The health insurance arm of Detroit-based Henry Ford Health System may divest a large portion of its profitable Medicaid plan after Michigan health officials decided to reject the system's protest of newly awarded managed-care contracts.
HAP Midwest Health Plan, a subsidiary of Henry Ford's Health Alliance Plan, “intends on selling its Medicaid membership for affected regions to another health plan” if the state does not reverse its decision, the system said in a financial disclosure (PDF) this week. The state met Tuesday and denied Henry Ford's appeal.
In October, the Michigan Department of Health and Human Services, which administers the Medicaid program for the state's 1.7 million poor residents, announced the winners of the $42 billion program. Each insurer is paid a monthly capitated amount to care for Medicaid beneficiaries in designated areas. HAP Midwest retained one contract covering 1,000 patients but lost its Medicaid contracts in the two populous regions surrounding Detroit.
HAP Midwest covers 88,000 Medicaid patients in those two regions, a vast majority of the plan's membership. Executives immediately filed a protest after the decision, which was denied.
The health plan asked for a reconsideration of its protest soon after, which was turned down Tuesday. The decision is a huge financial blow to the system. In the first nine months of 2015, HAP Midwest posted a $20.1 million surplus, representing roughly a fifth of Henry Ford's overall $104 million surplus (PDF).
“We are extremely disappointed in the state's decision,” Henry Ford President Wright Lassiter said in a statement. “We believe this is a huge disservice to the 88,000 HAP Midwest members whose healthcare will soon be disrupted with no substantial reason. HAP Midwest has had an exemplary record of service to its members for the last 35 years. We are considering every available option because we remain committed to serving this population.”
Multiple parties have signaled interest in buying HAP Midwest's Medicaid business, but the system would not disclose those companies, a Henry Ford spokeswoman said.

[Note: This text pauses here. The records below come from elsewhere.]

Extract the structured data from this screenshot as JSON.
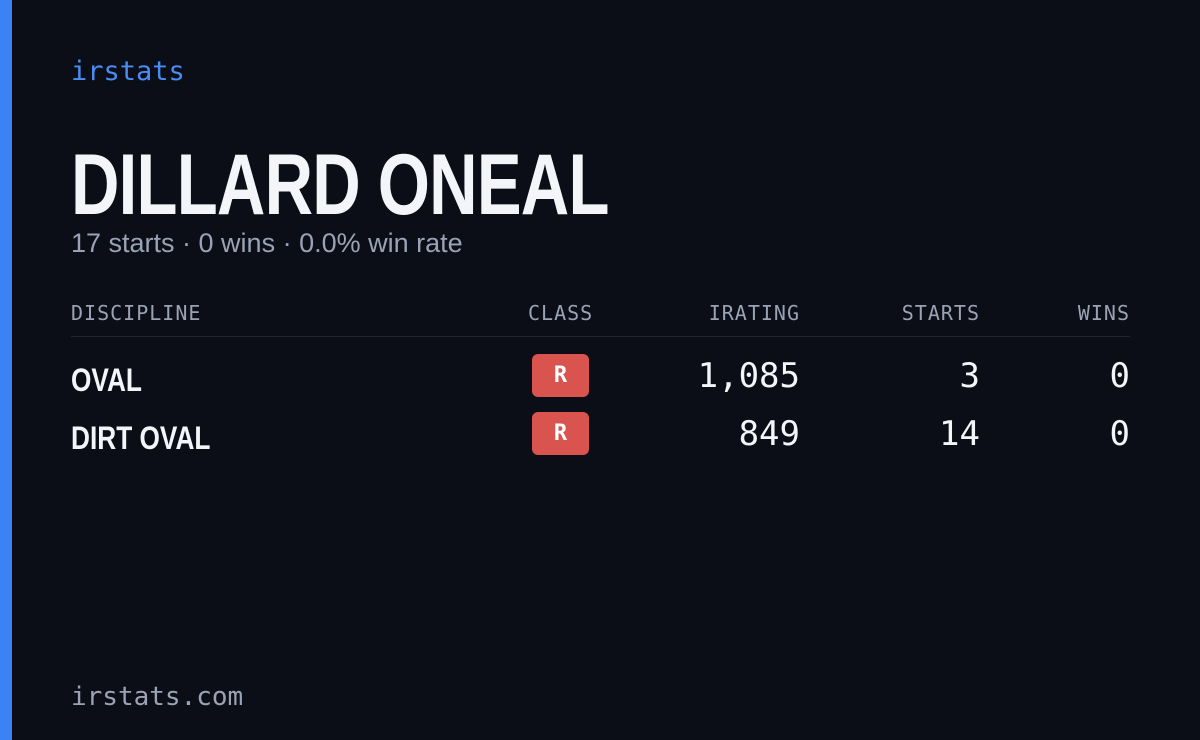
{
  "brand": "irstats",
  "driver": {
    "name": "DILLARD ONEAL",
    "summary": "17 starts · 0 wins · 0.0% win rate"
  },
  "table": {
    "headers": [
      "DISCIPLINE",
      "CLASS",
      "IRATING",
      "STARTS",
      "WINS"
    ],
    "rows": [
      [
        "OVAL",
        "R",
        "1,085",
        "3",
        "0"
      ],
      [
        "DIRT OVAL",
        "R",
        "849",
        "14",
        "0"
      ]
    ]
  },
  "footer": "irstats.com"
}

Michigan's Medicaid program has been run by managed-care companies since the 1990s. When the state expanded Medicaid to thousands of other low-income residents under the Affordable Care Act, it became that much more attractive to both new and incumbent companies, said Marianne Udow-Phillips, director of the Center for Healthcare Research and Transformation at the University of Michigan.
“Because there have been many health plans that have been in the Medicaid business a long time, they've been able to figure out how to manage this complex population and make money in the process,” Udow-Phillips said.
Although health plans like HAP Midwest argue that moving members to a new insurer and potentially new doctors and hospitals could disrupt effective care management, states are looking to keep Medicaid costs in check.
“The state realizes there's a lot of competitive interest, so they can bid this business and save money,” Udow-Phillips said. She added that states are doing a better job of making sure insurers aren't skimping on care for their members by measuring quality metrics and consumer surveys.
HAP Midwest's parent, Health Alliance Plan, has a large presence in Southeast Michigan. The plan covers about 690,000 people, many of whom work for the area's automobile companies. HAP recently agreed to acquire HealthPlus of Michigan, a financially distressed insurer. That deal will add 17,000 Medicare Advantage members and 40,000 commercial members. While HealthPlus won't help Henry Ford's bottom line immediately, executives said it will “become substantially accretive over time.”
Henry Ford's total revenue for the first nine months of this year reached $3.77 billion, an 8.8% jump from the same period a year ago. Almost half of the revenue came from health insurance premiums and capitated payments.